On the Communist side, those puppet soldiers who were subjected to mass trials in the Oppose Treason campaign of 1945 and 1946 were sentenced in a legal process which was not terribly concerned with particular crime its convictions were filed under, even if its campaign was ostensibly organized to target those guilty of collaboration. On the contrary, from the Party’s perspective, the key was to tie this process to its preparations for full scale land reform by linking it with the Rent and Interest Reduction campaign. As a report from northern Binhai put it, “The Oppose Treason campaign is a movement with two sides. One is the national struggle (民族鬥爭). It is a struggle of all the classes against the small time traitors. Secondly it is a class struggle, a way to attack landlords who maintained their wealth through their treasonous acts.” Of these, the second was by far the most important.
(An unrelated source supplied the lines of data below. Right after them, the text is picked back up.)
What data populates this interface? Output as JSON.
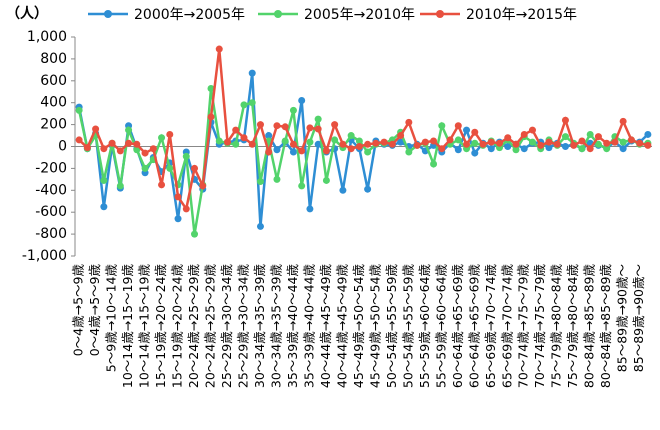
{
  "chart_data": {
    "type": "line",
    "y_label": "（人）",
    "categories": [
      "0～4歳→5～9歳",
      null,
      "0～4歳→5～9歳",
      null,
      "5～9歳→10～14歳",
      null,
      "10～14歳→15～19歳",
      null,
      "10～14歳→15～19歳",
      null,
      "15～19歳→20～24歳",
      null,
      "15～19歳→20～24歳",
      null,
      "20～24歳→25～29歳",
      null,
      "20～24歳→25～29歳",
      null,
      "25～29歳→30～34歳",
      null,
      "25～29歳→30～34歳",
      null,
      "30～34歳→35～39歳",
      null,
      "30～34歳→35～39歳",
      null,
      "35～39歳→40～44歳",
      null,
      "35～39歳→40～44歳",
      null,
      "40～44歳→45～49歳",
      null,
      "40～44歳→45～49歳",
      null,
      "45～49歳→50～54歳",
      null,
      "45～49歳→50～54歳",
      null,
      "50～54歳→55～59歳",
      null,
      "50～54歳→55～59歳",
      null,
      "55～59歳→60～64歳",
      null,
      "55～59歳→60～64歳",
      null,
      "60～64歳→65～69歳",
      null,
      "60～64歳→65～69歳",
      null,
      "65～69歳→70～74歳",
      null,
      "65～69歳→70～74歳",
      null,
      "70～74歳→75～79歳",
      null,
      "70～74歳→75～79歳",
      null,
      "75～79歳→80～84歳",
      null,
      "75～79歳→80～84歳",
      null,
      "80～84歳→85～89歳",
      null,
      "80～84歳→85～89歳",
      null,
      "85～89歳→90歳～",
      null,
      "85～89歳→90歳～",
      null
    ],
    "series": [
      {
        "name": "2000年→2005年",
        "color": "#2e8ed4",
        "values": [
          360,
          -20,
          120,
          -550,
          10,
          -380,
          190,
          -20,
          -240,
          -100,
          -230,
          -150,
          -660,
          -50,
          -300,
          -390,
          220,
          20,
          40,
          50,
          60,
          670,
          -730,
          100,
          -30,
          40,
          -50,
          420,
          -570,
          20,
          -50,
          -20,
          -400,
          60,
          -20,
          -390,
          50,
          20,
          10,
          40,
          0,
          20,
          -40,
          10,
          -50,
          30,
          -30,
          150,
          -60,
          30,
          -20,
          40,
          0,
          20,
          -20,
          30,
          40,
          -10,
          30,
          0,
          20,
          -20,
          30,
          10,
          -10,
          40,
          -20,
          50,
          40,
          110
        ]
      },
      {
        "name": "2005年→2010年",
        "color": "#52d36b",
        "values": [
          330,
          -20,
          100,
          -310,
          30,
          -360,
          150,
          -30,
          -200,
          -120,
          80,
          -200,
          -350,
          -90,
          -800,
          -350,
          530,
          50,
          30,
          20,
          380,
          400,
          -320,
          50,
          -300,
          50,
          330,
          -360,
          40,
          250,
          -310,
          60,
          -10,
          100,
          50,
          -50,
          20,
          30,
          60,
          130,
          -50,
          10,
          30,
          -160,
          190,
          20,
          60,
          -20,
          30,
          10,
          50,
          -10,
          60,
          -30,
          90,
          40,
          -20,
          60,
          10,
          90,
          30,
          -20,
          110,
          20,
          -20,
          90,
          40,
          60,
          20,
          30
        ]
      },
      {
        "name": "2010年→2015年",
        "color": "#e8503f",
        "values": [
          60,
          -10,
          160,
          -20,
          30,
          -40,
          30,
          20,
          -60,
          -20,
          -350,
          110,
          -460,
          -570,
          -200,
          -360,
          270,
          890,
          40,
          150,
          80,
          20,
          200,
          -50,
          190,
          180,
          20,
          -40,
          170,
          160,
          -40,
          200,
          20,
          -20,
          0,
          20,
          30,
          40,
          20,
          100,
          220,
          10,
          40,
          50,
          -20,
          60,
          190,
          20,
          130,
          20,
          40,
          30,
          80,
          20,
          110,
          150,
          10,
          40,
          20,
          240,
          10,
          50,
          -20,
          90,
          30,
          40,
          230,
          60,
          30,
          10
        ]
      }
    ],
    "ylim": [
      -1000,
      1000
    ],
    "yticks": [
      {
        "value": -1000,
        "label": "-1,000"
      },
      -800,
      -600,
      -400,
      -200,
      0,
      200,
      400,
      600,
      800,
      {
        "value": 1000,
        "label": "1,000"
      }
    ]
  }
}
Puppet soldiers were thus largely peripheral to this process, all the more so because they often came from relatively humble origins and were needed in the fight against the Nationalists.
From the perspective of the population, however, the military collaborators who were briefly subjected to mass justice were as reviled as the Japanese occupier. Indeed, for those who lived in areas without regular Japanese patrols, these Chinese military collaborators were the only face of the long occupation. Having stood by during the war while dozens of small groups of military collaborators transformed overnight by the Enemy and Puppet Work teams into units of the army of resistance, it is not terribly surprising that many had little patience for the Party’s “policy of magnanimity” when their opportunity finally came for retribution.